Com o início oficial da Copa do Mundo marcado para 11 de junho, nos Estados Unidos, Canadá e México, o mercado publicitário global se prepara para o que deve ser o maior pico de audiência digital da história. O torneio não apenas mobiliza torcidas, mas incendeia as redes sociais com bilhões de interações em tempo real, criando um dos ambientes mais valiosos — e desafiadores — para o brand experience. Segundo Edvaldo Silva, diretor regional na América Latina da Zefr, empresa de verificação e contextualização de mídia, o sucesso das marcas dependerá de uma gestão de campanhas significativamente mais sofisticada.
O volume de dados impressiona: o relatório Culture in Play, da We Are Social North America, já registrou mais de 767 milhões de conversas sobre o mundial desde janeiro, gerando bilhões de impressões.
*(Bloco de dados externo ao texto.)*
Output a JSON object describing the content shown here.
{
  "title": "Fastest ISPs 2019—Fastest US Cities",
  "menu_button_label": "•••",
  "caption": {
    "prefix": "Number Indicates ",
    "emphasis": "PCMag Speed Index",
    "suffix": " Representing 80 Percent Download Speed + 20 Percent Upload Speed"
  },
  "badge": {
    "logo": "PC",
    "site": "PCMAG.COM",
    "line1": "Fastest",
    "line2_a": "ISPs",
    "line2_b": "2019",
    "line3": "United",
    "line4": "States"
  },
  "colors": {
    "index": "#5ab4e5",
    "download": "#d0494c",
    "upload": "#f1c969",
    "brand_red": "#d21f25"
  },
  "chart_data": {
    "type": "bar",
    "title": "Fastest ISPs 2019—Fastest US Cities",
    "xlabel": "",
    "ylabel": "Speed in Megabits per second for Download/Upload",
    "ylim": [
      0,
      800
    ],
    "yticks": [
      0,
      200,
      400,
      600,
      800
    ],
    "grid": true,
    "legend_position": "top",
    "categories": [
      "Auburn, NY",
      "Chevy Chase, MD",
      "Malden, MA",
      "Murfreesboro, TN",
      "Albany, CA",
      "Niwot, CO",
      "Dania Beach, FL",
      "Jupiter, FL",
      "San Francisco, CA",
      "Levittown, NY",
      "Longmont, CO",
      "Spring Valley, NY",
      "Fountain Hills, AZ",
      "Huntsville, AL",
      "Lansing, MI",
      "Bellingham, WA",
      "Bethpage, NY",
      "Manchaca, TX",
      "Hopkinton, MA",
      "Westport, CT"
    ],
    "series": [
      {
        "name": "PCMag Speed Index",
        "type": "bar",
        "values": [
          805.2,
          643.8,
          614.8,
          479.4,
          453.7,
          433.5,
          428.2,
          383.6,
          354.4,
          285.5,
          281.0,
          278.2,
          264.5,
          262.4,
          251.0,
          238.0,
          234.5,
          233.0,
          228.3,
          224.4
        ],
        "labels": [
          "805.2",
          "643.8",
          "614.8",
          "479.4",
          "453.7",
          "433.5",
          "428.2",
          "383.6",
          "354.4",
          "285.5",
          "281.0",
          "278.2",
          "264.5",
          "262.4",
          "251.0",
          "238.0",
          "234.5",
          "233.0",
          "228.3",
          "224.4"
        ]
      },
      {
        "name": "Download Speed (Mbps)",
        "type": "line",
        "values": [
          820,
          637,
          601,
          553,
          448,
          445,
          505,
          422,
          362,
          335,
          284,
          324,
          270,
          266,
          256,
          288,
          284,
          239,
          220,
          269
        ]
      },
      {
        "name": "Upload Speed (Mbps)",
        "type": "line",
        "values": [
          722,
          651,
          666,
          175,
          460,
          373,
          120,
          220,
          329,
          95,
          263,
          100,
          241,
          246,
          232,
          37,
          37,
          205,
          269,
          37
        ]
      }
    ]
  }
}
Esse cenário transforma plataformas como YouTube, TikTok e Meta em campos de batalha pela atenção do consumidor, onde jogos, memes e transmissões paralelas ditam o ritmo do engajamento. “Eventos globais como a Copa do Mundo criam uma avalanche de conteúdo nas redes sociais. Para as marcas, isso representa uma enorme oportunidade de alcance, mas também exige maior inteligência na gestão das campanhas para garantir que os anúncios apareçam ao lado de conteúdos alinhados aos seus valores e posicionamento”, afirma Silva.
Para o executivo, o conceito tradicional de brand safety (segurança da marca), que foca em evitar conteúdos estritamente negativos, já não é suficiente. A discussão evoluiu para o brand suitability (adequação da marca), que busca garantir o alinhamento contextual fino. Em um ambiente impulsionado por vídeos e recomendações algorítmicas, um anúncio pode ser exibido ao lado de conteúdos sensíveis, como debates políticos ou notícias de última hora, que, embora não sejam “proibidos”, podem estar desalinhados com a imagem da empresa.
Silva alerta que o risco aumenta durante o torneio, quando a conversa sobre uma partida pode rapidamente derivar para temas controversos ou desinformação. “Sem uma análise mais contextual e contínua, parte do investimento pode acabar sendo direcionada a conteúdos que não refletem os valores ou os objetivos de comunicação da marca”, explica o diretor.
Um dos principais obstáculos para as marcas é a rapidez com que as tendências ganham escala. Replays e conteúdos virais inesperados moldam o contexto em questão de segundos. Por isso, a análise não pode ser apenas textual, baseada em palavras-chave, mas deve considerar elementos visuais e narrativas complexas. “Evitar conteúdos inadequados é apenas o primeiro passo. O desafio hoje é ir além da análise textual e também avaliar elementos visuais e narrativas para equilibrar a visibilidade de alto impacto com contextos seguros e adequados durante um momento cultural relevante”, reforça o especialista da Zefr.
Apesar da complexidade operacional, a Copa do Mundo de 2026 permanece como a “vitrine de ouro” para a construção de marca no ambiente digital. A conclusão do setor é clara: em um ecossistema cada vez mais dinâmico, as marcas que conseguirem combinar a escala massiva do evento com um controle contextual rigoroso serão as que transformarão a alta atenção do público em resultados reais de negócio.